“我想写小说。”
这句话,你是不是在心里对自己说过无数次?
或许是深夜读一本好书时,突然冒出一个“如果是我来写,我会这样设计”的念头;或许是看到街角一对老人牵手散步,脑海里瞬间蹦出他们的故事雏形;又或许,只是觉得“我的人生有太多想说的,写成小说大概就能说清楚”。
然后呢?
然后你打开电脑,新建一个文档,光标在空白页上闪烁,像一只嘲弄的眼睛,你开始想:“开头要怎么写才能吸引人?”“主角的名字够不够独特?”“这个情节是不是太老套了?”你查资料、列大纲、看写作教程,甚至买了《故事》《写作这回事》放在书架上,直到书脊积了灰,那个文档里依旧只有孤零零的标题。
“还没准备好。”你对自己说。
“文笔太差了。”你对自己说。
“万一写出来没人看呢?”你对自己说。
“想写小说”成了一个永远在“准备中”的梦想,像一颗被藏在抽屉最深处的种子,你总说“等春天到了再种”,可春天来了,你又觉得“土壤不够肥沃”,夏天到了,你又担心“阳光太烈”,直到冬天来临,种子早已失去了发芽的力量。
就要干小说:别等“完美”,先给故事一个“壳”
“就要干小说”,不是一句冲动的口号,而是一种“不管不顾”的行动力。
你不需要等“文笔完美”,海明威的《老人与海》初稿也写得磕磕绊绊;你不需要等“灵感爆棚”,村上春树说“灵感是等不来的,得像猎人一样主动去找”;你更不需要等“万事俱备”,故事从来不是“想”出来的,是“写”出来的——就像学走路,你不可能先学会平衡再迈出第一步,只能在跌跌撞撞中找到节奏。

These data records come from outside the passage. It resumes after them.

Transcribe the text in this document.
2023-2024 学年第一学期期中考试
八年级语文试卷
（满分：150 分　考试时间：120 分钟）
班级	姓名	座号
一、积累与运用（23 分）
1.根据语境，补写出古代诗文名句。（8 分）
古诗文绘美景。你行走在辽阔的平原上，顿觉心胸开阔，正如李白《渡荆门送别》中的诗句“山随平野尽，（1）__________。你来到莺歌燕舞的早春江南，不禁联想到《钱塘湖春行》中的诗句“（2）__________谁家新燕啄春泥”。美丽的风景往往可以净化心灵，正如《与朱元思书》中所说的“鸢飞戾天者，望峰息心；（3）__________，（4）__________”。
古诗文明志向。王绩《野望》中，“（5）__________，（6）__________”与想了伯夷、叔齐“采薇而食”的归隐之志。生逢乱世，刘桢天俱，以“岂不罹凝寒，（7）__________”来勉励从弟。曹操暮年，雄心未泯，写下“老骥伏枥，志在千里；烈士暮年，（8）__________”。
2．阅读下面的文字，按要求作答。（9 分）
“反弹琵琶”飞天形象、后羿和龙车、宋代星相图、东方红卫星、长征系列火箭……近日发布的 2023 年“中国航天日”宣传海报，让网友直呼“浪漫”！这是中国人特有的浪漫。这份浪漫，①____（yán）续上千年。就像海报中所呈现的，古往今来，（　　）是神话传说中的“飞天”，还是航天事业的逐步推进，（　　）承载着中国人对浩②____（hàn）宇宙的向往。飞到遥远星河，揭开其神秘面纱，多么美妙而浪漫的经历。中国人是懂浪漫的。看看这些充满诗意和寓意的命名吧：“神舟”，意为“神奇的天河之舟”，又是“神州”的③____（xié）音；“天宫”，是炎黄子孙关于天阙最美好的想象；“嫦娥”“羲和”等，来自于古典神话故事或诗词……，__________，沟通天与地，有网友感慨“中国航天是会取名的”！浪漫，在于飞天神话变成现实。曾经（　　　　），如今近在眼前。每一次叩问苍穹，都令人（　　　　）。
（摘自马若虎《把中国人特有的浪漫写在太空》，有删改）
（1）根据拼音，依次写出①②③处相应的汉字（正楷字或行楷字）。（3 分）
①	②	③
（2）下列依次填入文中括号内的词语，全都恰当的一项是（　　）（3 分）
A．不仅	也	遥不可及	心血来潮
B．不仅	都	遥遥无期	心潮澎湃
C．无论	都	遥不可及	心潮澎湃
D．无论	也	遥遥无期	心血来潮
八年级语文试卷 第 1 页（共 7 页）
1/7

我认识一个姑娘,她跟我说“想写小说”想了五年,每次都是开头写三段就放弃,去年春天,她突然跟我说:“我不等了,哪怕写得烂,也要把故事写完。”她没列大纲,没查资料,只是凭着直觉写:一个在书店打工的女孩,总遇到同一个来买诗集的沉默男人,直到某天,她在他的书里发现了一张泛黄的旧照片……
写得确实不算好,情节有点跳,人物动机也不够清晰,但她写完了,写完那天,她在朋友圈发了一句:“原来‘完成’比‘完美’重要一万倍。”后来她把小说改了几遍,投稿给一个小的文学平台,居然发表了,编辑说:“你的故事很真诚,这种真诚比技巧更打动人。”你看,故事不需要“完美”,只需要“被写出来”。
就要干小说:你的“不完美”,藏着最独特的力量
很多人不敢“干小说”,是怕“写得不像别人”。
你看畅销书榜单上的小说,要么是逻辑严密的悬疑,要么是细腻动人的言情,要么是脑洞大开的大纲,你觉得自己“写不出来”,但你忘了,每个作家都有自己的“指纹”,你的不完美,恰恰是你最独特的力量。
有人写故事喜欢用华丽的辞藻,有人就偏爱大白话;有人擅长写宏大的历史,有人就能把小人物的日常写得让人鼻酸;有人觉得小说必须“有意义”,有人就觉得“讲好一个故事”就够了,莫言写《红高粱》,用的是带着泥土味的语言;余华写《活着》,用的是最朴素的叙述,可他们的故事,却能让全世界的人记住。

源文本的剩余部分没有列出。